When Gareth Southgate was in the United States in February to attend the 52nd Super Bowl in Minneapolis he grasped the opportunity to take in a basketball match. It featured the Minnesota Timberwolves against the Milwaukee Bucks but Southgate was not there to munch popcorn and enjoy himself.
The England manager had an idea in his head as he took the train to the Target Center where the Timberwolves play - he wanted to talk to the team's owner Glen Taylor about how the NBA club operates but he also wanted to see, out on the basketball court, where it is five versus five, how players find space, and also the tactics that were being used to block off opponents in tight areas. A bit like, in fact, how footballers deal with corners and free-kicks.
Fast forward to last Sunday and observe how Ashley Young subtly, legally but clearly blocked off Michael Murrillo, the Panama defender whose duty it was to mark John Stones while his team-mates grappled with Harry Kane and Harry Maguire.
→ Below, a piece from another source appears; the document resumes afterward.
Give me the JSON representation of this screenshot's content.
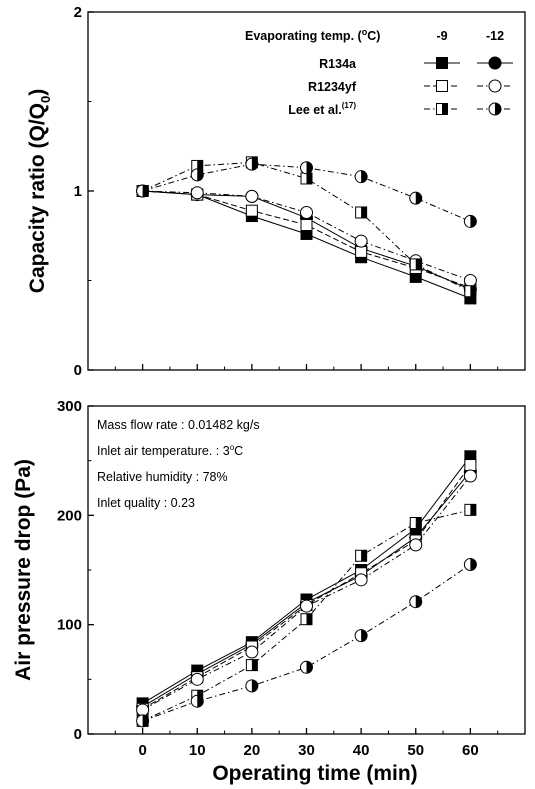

Stones ran free and headed home Kieran Trippier's eighth minute corner in Nizhny Novgorod to set England on the way to their 6-1 victory.
Maybe it was a coincidence. But Southgate, his assistant Steve Holland and strikers coach Allan Russell have worked hard on England's set-piece routines at this World Cup. On match days the players even walk through the various scenarios and it seems highly unlikely that Southgate has not adopted some of the techniques he saw that night in Minneapolis.
More than any other England manager Southgate has deliberately gathered information from other sports - tactical, technical but also psychological - and applied them to football. That is from NBA and American football, where he has visited the Seattle Seahawks, New England Patriots and Minnesota Vikings, but also rugby union, cricket, athletics, boxing, swimming and even canoe slalom and short-track speed skating where Holland has spoken to Nicky Gooch, the coach of the Olympian Elise Christie.